Passionfruit Ice Cream | Gather and Graze


  • If you are pressed for time, you may wish to use an ice-bath to cool down the mixture more rapidly after it has been strained back into the mixing bowl and before placing it into the fridge.
  • I find it much easier and more consistent to measure the majority of ingredients by weight (on digital scales), rather than going by volume. This recipe is no different and as much as I’ve tried to supply alternative options for those who may not have a good set scales in the kitchen, the results may differ slightly if cups and tablespoons are used instead.
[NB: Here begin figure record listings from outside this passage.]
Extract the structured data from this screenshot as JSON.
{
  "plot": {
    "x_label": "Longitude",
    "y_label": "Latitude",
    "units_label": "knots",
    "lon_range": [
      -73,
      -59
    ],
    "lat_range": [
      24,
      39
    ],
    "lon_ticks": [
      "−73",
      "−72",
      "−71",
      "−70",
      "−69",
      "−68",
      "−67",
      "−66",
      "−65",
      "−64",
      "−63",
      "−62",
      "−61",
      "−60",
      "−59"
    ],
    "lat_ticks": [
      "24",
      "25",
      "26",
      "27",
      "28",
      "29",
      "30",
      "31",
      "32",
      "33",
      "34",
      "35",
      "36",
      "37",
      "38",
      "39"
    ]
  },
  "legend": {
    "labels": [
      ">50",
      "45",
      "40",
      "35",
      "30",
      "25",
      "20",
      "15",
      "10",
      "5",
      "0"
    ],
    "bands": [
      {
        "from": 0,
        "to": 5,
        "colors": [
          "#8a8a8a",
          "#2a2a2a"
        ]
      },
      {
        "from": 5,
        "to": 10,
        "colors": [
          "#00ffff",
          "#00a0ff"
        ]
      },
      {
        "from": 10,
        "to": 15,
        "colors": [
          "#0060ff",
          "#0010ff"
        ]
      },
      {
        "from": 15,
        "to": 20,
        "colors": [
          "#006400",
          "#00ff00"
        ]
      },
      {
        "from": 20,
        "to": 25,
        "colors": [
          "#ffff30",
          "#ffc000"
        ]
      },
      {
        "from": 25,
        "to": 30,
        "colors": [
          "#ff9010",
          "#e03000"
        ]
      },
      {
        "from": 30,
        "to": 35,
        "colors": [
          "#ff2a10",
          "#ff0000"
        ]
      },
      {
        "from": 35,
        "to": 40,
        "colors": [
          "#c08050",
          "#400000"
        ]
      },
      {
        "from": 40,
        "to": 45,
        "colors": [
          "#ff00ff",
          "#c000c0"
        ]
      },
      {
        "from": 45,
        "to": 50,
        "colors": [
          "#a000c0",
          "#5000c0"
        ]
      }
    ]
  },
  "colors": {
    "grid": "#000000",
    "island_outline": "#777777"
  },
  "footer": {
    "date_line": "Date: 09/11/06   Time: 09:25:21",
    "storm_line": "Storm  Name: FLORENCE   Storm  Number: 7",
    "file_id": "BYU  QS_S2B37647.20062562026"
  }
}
12 thoughts on “Passionfruit Ice Cream

  1. Beck @ Goldenpudding

    Ooh, sounds wonderful – passionfruit is such a great ice cream flavour – and I’d be tempted to see if your mum can post you a box of passionfruit – mine posts me lychees from her tropical garden 🙂

    1. Gather and Graze Post author

      Hmmm, I’ll have to look into that… at least they’re a lot lighter than mangos! How lovely to receive a box of lychees in the mail. Such a beautiful fruit!

  2. StefanGourmet

    You are right about the skim milk powder. Had to giggle at you specifying that the passion fruit were not literally coming out of your mother’s ears 🙂

    1. Gather and Graze Post author

      🙂 Thanks Stefan! From what I understand, the skim milk powder absorbs some of the excess water (from within the milk and cream), which means less ice crystals will form during the churning/freezing stage.

  3. ladyredspecs

    Yum, I love passionfruits and they florish in Qld. I’ll make this next time I’m gifted a bagful. I picked up a great tip from Ottolenghi. Blitz the pulp before staining. The seeds are so slippery they don’t break up, but it makes the pulp easily strains off the seeds. It makes very light work of an arduous chore.